Eyes vs. Numbers
Which to Believe?
We are coming to a significant crossroad in the evolution of digital photography. There is a convergence of factors underway that is changing the way in which we perceive the merits and value of the equipment that we purchase.
On the one hand we have a rapidly flattening slope on the image quality side of the ledger, where it takes a serious additional expenditure to derive what is often only a moderate increase in image quality.
On the other we have the worst global economic environment in our lifetimes, which is causing photographers to more seriously evaluate the value proposition of their purchases than ever before.
The third hand holds the issue of numeric analysis vs. the evidence of ones eyes. What do we do when the test numbers tell us one thing and ours eyes tell us another?
This is the second of a multi-part series of essays that will appear here during the month of February, which will attempt to address these issues. The first article was titled Quality vs. Value. If you have not already done so I suggest that you read it before this one.
I also invite you join our discussion forum if you'd like to express your thoughts on this and future essays in this series. Let's have a dialog about it.
Phase One 645 with 75-150mm @ 135mm with P65+ back
f/16 @ ISO 50
Our world is filled with instances where measurements and the evidence of ones senses come into conflict.
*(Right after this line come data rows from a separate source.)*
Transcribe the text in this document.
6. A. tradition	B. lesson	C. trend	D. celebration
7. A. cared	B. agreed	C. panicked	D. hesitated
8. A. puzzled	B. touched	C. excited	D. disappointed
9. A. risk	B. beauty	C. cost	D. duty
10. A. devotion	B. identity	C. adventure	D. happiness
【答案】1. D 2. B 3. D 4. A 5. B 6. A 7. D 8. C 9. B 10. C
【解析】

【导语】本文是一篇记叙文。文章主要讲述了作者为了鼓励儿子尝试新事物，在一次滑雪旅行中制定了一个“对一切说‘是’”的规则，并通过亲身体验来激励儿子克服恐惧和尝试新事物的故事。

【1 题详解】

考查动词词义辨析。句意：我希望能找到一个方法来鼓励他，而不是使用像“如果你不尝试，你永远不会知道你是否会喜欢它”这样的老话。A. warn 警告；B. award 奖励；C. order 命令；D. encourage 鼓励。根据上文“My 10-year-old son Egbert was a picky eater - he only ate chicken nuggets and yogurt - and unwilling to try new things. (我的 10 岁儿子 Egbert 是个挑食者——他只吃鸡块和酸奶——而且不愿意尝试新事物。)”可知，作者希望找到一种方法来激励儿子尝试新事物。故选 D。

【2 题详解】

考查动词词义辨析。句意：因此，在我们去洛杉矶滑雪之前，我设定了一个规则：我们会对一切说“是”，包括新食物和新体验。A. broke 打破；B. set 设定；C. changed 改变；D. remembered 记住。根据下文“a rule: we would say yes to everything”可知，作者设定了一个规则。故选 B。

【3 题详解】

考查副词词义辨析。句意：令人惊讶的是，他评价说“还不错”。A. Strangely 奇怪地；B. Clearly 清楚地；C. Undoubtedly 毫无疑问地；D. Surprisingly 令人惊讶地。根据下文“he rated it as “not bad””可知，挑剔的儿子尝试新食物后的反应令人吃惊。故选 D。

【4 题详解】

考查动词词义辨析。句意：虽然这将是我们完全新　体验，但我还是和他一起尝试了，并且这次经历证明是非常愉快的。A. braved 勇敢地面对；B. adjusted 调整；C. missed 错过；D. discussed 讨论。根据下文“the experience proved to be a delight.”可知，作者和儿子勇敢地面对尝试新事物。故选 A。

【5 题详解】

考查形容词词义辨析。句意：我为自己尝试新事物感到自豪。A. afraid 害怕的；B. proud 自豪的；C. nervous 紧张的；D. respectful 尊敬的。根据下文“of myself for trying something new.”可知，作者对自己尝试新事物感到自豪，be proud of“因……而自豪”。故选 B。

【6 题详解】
Audiophiles have long known that readings of THD and IMD tell one almost nothing about how an amp or other device actually "sounds", and when it comes to loudspeakers few would disagree that measurements are almost meaningless, and that the evidence of ones ears are all that really counts.
In photography, especially now some ten years into the digital era, we are once again faced with that same conflict – on the one hand those that judge cameras and lenses by the evidence of their eyes, and on the other folks that find MTF charts and lab test measurements to be their ultimate arbiters.
In late 2008 DxO Labs introduced DxOMark which I reviewed here at the time. I have a lot of respect for DxO and spoke highly of DxOMark in my review. By way of full disclosure, I did some consulting for the company early on, and had been a beta tester in 2004 for their DxO Optics Pro system. For a year or so afterward I published a series of lens and camera reviews based on it.
But eventually I stopped relying on it because I was finding a growing disconnect between the results that I was seeing from some equipment and the numbers being generated by Optics Pro. Eventually I returned to doing subjective reviews, which I have continued ever since. Nevertheless since then quite a few organizations have adopted the DxO Optics Pro testing system, including Popular Photography magazine in the US and Chasseur d'Image in France.
When the company's DxOMark pages first went online last November I was positive about it because I felt that the engineers and scientists at DxO really know their stuff, and that the industry could use an impartial technical yardstick by which to measure digital camera performance.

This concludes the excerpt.